The German press is not sure what to make of the quarrel. Daily Frankfurter Allgemeine Zeitung is surprised to note that “Poles are convinced that Poland had more influence on the course of WWII than any other nation, and that the Poles suffered more than any other people, even more than the Jews.” FAZ reports that the results of a poll published in Polish daily Gazeta Wyborcza show that this interpretation of the war is the most prevalent in Poland. The German newspaper further takes the view that “Polocentrism,” to use a term coined by sociologist Piotr Kwiatkowski, will likely be a feature of the ceremony to remember the outbreak of the war.

“Polish Prime Minister Donald Tusk was ready to do all that was necessary to make Gdańsk the location of a grand scale international war museum,” notes FAZ. But at the last moment, the leaders of the United States and Western Europe, with the exception of Angela Merkel, opted to send only representatives to the ceremony. “They backed down just like the did 70 years ago,” remarks a Polish diplomat quoted in the Frankfurt daily: “the enemies are there, and the Allies don’t turn up.” “Vladimir Putin’s attendance appears to indicate an easing of tensions in Russian-Polish relations,” which will doubtless prevail until differences of opinion on the issue of “Russia’s enormous responsibility” in the triggering of the war come to the fore again,” observes FAZ.

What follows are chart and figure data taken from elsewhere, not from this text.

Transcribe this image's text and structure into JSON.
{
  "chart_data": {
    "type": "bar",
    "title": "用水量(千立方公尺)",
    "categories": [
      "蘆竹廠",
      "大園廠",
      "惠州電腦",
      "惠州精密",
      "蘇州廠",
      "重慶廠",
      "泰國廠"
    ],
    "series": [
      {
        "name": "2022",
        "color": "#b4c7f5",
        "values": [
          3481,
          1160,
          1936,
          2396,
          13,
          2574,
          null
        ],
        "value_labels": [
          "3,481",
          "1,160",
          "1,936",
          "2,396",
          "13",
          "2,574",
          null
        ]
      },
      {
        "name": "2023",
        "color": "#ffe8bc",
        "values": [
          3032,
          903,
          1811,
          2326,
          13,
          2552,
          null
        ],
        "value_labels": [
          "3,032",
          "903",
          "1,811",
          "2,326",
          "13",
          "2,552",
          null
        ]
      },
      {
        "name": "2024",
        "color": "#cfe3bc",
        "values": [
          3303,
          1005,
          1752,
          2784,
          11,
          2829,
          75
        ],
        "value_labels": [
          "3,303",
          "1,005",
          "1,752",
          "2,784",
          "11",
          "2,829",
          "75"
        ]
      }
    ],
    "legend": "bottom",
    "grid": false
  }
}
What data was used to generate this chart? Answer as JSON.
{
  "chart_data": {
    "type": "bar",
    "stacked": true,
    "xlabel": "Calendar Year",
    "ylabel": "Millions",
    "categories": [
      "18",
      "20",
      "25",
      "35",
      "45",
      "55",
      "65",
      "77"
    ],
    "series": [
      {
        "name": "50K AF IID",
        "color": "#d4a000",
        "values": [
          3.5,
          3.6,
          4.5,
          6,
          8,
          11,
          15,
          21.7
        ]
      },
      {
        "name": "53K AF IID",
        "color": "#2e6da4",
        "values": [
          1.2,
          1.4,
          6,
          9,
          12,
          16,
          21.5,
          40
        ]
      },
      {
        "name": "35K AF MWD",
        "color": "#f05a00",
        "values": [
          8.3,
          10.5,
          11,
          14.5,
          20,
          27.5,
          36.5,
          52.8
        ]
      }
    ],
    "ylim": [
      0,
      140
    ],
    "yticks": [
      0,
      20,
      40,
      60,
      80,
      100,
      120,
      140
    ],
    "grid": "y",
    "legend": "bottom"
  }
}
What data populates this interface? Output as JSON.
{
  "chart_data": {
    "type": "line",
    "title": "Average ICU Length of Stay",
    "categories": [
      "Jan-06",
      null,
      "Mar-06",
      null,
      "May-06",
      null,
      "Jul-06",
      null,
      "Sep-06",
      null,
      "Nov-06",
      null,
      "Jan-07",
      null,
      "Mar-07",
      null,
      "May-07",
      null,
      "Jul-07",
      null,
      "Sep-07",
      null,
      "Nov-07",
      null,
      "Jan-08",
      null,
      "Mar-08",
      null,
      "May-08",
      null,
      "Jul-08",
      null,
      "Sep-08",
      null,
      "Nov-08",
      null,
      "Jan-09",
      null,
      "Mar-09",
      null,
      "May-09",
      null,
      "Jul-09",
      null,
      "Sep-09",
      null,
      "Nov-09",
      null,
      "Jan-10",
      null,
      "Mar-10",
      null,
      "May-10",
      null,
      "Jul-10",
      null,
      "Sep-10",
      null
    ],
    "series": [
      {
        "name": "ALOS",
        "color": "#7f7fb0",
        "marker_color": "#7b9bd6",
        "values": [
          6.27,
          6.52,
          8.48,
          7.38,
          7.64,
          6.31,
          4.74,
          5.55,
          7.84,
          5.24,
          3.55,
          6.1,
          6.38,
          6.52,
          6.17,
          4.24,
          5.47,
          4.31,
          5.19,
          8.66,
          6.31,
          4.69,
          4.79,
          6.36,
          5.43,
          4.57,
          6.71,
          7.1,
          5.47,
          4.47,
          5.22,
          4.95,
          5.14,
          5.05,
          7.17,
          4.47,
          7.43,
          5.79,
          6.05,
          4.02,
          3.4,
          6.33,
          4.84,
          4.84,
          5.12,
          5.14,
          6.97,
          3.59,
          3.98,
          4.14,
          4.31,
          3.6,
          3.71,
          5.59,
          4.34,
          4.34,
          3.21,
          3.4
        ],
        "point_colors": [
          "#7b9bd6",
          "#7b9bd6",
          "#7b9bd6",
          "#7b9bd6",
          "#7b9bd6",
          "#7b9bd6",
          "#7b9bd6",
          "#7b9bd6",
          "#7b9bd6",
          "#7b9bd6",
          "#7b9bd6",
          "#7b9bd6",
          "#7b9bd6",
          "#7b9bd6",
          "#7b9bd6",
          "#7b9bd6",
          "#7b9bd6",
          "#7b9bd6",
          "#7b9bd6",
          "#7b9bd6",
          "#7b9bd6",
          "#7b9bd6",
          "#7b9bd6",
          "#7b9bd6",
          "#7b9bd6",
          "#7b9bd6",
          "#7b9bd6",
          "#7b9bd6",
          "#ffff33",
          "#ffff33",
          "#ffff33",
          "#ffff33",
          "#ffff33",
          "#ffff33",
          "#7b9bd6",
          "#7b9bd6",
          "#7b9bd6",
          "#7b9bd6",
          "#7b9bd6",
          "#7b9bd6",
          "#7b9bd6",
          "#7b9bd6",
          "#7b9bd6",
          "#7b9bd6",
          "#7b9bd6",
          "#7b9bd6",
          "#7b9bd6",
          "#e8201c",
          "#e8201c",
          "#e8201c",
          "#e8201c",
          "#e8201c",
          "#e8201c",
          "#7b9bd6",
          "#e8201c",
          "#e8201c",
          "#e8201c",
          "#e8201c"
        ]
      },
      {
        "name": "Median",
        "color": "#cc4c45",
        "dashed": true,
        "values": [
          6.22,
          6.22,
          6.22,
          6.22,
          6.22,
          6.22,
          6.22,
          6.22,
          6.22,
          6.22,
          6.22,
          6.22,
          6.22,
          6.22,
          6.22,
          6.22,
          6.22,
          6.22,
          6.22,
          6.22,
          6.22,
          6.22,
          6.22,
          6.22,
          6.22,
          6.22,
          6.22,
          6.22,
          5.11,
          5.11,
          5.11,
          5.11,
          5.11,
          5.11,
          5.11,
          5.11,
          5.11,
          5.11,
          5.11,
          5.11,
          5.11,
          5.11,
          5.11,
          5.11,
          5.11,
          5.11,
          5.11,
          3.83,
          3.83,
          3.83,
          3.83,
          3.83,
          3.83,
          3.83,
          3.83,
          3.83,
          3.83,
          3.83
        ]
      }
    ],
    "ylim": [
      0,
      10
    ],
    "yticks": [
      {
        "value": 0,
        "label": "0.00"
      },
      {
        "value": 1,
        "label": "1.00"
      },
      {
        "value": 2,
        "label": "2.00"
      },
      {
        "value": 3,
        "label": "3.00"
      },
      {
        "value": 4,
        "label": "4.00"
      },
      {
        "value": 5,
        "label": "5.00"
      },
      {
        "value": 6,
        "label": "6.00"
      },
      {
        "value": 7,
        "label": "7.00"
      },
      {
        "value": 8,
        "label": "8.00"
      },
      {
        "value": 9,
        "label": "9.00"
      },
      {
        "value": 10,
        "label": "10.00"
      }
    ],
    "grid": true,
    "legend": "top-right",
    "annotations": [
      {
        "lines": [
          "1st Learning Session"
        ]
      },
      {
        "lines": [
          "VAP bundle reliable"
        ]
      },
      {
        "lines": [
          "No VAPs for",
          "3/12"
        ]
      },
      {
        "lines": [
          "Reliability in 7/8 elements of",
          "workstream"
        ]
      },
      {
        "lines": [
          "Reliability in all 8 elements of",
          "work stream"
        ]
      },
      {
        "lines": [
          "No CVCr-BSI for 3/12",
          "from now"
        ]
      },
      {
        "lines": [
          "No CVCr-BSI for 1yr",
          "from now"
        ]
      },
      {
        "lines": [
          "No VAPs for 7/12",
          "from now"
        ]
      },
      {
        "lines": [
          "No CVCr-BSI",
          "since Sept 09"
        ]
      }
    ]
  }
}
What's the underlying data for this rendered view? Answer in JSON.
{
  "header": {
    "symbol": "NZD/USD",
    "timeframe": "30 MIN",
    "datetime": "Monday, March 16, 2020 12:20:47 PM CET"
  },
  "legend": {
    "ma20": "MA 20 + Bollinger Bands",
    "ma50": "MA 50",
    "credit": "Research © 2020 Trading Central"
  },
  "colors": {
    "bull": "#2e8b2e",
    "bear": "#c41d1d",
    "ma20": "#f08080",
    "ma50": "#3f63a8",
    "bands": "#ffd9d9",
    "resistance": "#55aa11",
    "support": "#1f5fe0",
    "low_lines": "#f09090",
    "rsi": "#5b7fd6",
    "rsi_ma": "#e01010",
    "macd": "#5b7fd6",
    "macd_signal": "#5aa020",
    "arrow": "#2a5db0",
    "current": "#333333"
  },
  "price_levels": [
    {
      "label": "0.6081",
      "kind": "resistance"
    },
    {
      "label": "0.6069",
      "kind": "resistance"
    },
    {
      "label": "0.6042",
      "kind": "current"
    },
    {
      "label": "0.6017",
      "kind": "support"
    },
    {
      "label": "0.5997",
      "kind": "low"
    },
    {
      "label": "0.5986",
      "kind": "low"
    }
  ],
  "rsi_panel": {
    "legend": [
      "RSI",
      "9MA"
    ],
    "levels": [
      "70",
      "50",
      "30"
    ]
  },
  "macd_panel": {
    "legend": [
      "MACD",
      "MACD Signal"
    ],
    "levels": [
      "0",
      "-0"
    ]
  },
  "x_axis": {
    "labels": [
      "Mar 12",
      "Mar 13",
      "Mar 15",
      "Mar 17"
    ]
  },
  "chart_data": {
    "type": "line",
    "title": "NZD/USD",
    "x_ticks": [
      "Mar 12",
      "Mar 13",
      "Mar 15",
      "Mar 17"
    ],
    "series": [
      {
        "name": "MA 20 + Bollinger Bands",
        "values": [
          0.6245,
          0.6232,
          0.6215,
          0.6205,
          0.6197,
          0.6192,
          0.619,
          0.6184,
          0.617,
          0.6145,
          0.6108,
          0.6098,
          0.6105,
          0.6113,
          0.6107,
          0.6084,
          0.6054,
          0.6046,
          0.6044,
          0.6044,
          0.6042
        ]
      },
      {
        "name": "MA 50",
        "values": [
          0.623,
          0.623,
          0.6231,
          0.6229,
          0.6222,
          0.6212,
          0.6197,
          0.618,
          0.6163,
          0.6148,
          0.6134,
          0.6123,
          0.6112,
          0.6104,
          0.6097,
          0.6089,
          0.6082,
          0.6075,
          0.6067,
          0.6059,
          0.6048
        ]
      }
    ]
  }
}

On this question, age-old “Russian reflexes” are back, notes a headline in Süddeutsche Zeitung. Readers of the daily Rzeczpospolita had requested an official apology for the Russian invasion of Poland on 17 September, 1939. But Putin has dismissed criticism of Russia, which he qualifies as “cynical lies.” For the newspaper, Russians have long been convinced that they are surrounded by ” deniers of historical fact, who weave a cocoon of lies to downplay Russia’s role in the fight against fascism.”

According to Der Spiegel, many liberal Russian historians deplore the “glorification of the Stalinist era, while officially approved histories defend Stalin’s strategy as a masterpiece of tactics.” In view of the wide divergence of opinion on this issue, the weekly takes the view that Putin’s participation at the Gdansk commemoration “will be something of a balancing act, because what ever he says will come under intense scrutiny.”